The American lender is the biggest private employer in Dorset and Dimon conceded that, should Britain leave the 28-country bloc, the process of reorganising its operations in the UK could begin as soon as the 24 June.

"At a minimum, a Brexit will result in years of uncertainty and I believe that this uncertainty will hurt the economies of both Britain and the European Union," Dimon said.

"In a bad scenario — and this is not the worst-case scenario — trade retaliation against Britain by countries in the European Union is possible, even though this would not be in their own self-interest."

EU referendum: Recession would kill 800,000 UK jobs after Brexit says George OsborneIBTimes UK

The Chancellor stressed it was time for the 'Leave' campaign to stop telling voters that jobs would be more secure outside the EU.

"Today, 10 of the largest companies in our services sector [...] are all telling us that there will be damage to our economy and jobs will be at risk if we leave the EU," Osborne said.

"Let's end this deception that somehow if you quit the EU jobs won't be at risk.

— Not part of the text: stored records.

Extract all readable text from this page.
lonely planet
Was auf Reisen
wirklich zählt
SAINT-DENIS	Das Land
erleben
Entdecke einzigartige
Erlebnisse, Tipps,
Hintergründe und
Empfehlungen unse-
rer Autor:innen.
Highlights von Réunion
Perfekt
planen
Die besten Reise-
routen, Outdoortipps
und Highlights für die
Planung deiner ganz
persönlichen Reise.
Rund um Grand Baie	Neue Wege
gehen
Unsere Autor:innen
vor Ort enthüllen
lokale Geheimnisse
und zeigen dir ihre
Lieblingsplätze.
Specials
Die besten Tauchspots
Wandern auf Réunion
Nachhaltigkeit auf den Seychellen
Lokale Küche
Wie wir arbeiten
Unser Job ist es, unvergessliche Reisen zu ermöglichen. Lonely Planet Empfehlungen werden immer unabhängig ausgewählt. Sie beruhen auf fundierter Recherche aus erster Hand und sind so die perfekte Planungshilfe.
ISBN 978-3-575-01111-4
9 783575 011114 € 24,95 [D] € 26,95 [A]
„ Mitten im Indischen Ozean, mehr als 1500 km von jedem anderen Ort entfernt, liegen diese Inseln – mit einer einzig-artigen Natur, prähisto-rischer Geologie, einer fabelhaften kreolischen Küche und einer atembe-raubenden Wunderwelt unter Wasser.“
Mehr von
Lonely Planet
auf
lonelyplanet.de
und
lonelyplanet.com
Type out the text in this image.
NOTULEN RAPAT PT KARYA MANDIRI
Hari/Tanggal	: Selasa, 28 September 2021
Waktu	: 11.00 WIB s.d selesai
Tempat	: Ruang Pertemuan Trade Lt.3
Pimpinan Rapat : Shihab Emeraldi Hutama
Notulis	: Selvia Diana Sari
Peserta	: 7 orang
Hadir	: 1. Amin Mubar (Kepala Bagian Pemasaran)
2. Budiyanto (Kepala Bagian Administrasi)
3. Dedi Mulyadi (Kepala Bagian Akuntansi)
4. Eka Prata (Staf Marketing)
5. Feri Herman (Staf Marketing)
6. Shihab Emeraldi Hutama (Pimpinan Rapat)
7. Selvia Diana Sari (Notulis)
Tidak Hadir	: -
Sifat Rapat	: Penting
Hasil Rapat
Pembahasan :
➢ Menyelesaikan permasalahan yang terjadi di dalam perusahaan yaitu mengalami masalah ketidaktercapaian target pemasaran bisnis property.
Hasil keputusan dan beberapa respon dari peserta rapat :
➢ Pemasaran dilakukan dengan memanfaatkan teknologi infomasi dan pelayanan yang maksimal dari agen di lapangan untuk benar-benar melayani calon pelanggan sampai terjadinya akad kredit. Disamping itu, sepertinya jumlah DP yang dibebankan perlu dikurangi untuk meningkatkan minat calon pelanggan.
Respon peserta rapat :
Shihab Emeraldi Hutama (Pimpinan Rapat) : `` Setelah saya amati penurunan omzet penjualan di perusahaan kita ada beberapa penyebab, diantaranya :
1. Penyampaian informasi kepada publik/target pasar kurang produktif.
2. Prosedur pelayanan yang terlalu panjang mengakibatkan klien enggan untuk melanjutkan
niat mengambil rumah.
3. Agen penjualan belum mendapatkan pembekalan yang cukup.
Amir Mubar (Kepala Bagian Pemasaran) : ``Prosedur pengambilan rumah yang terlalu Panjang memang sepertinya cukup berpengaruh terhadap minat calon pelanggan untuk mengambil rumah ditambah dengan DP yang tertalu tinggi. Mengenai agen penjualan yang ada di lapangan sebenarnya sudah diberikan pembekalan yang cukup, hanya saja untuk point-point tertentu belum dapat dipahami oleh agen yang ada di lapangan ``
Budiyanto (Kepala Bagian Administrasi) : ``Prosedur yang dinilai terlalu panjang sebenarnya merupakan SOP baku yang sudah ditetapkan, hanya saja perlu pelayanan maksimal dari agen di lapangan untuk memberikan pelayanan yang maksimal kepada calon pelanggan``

Our analysis shows in the services sector alone 400,000 jobs could be at risk."

However, Steve Baker MP, a spokesman for the pro-Brexit movement urged the 'Remain' campaign to engage in a honest discussion.

"The British people will not be bullied into voting to hand more money and more power to Brussels by someone whose bonus would make even some eurocrat's eyes water and whose bank helped crash the economy," he said.

"It's time for the 'In' campaign to engage in an honest debate, not make unsubstantiated and illogical threats which are the real danger to our economy."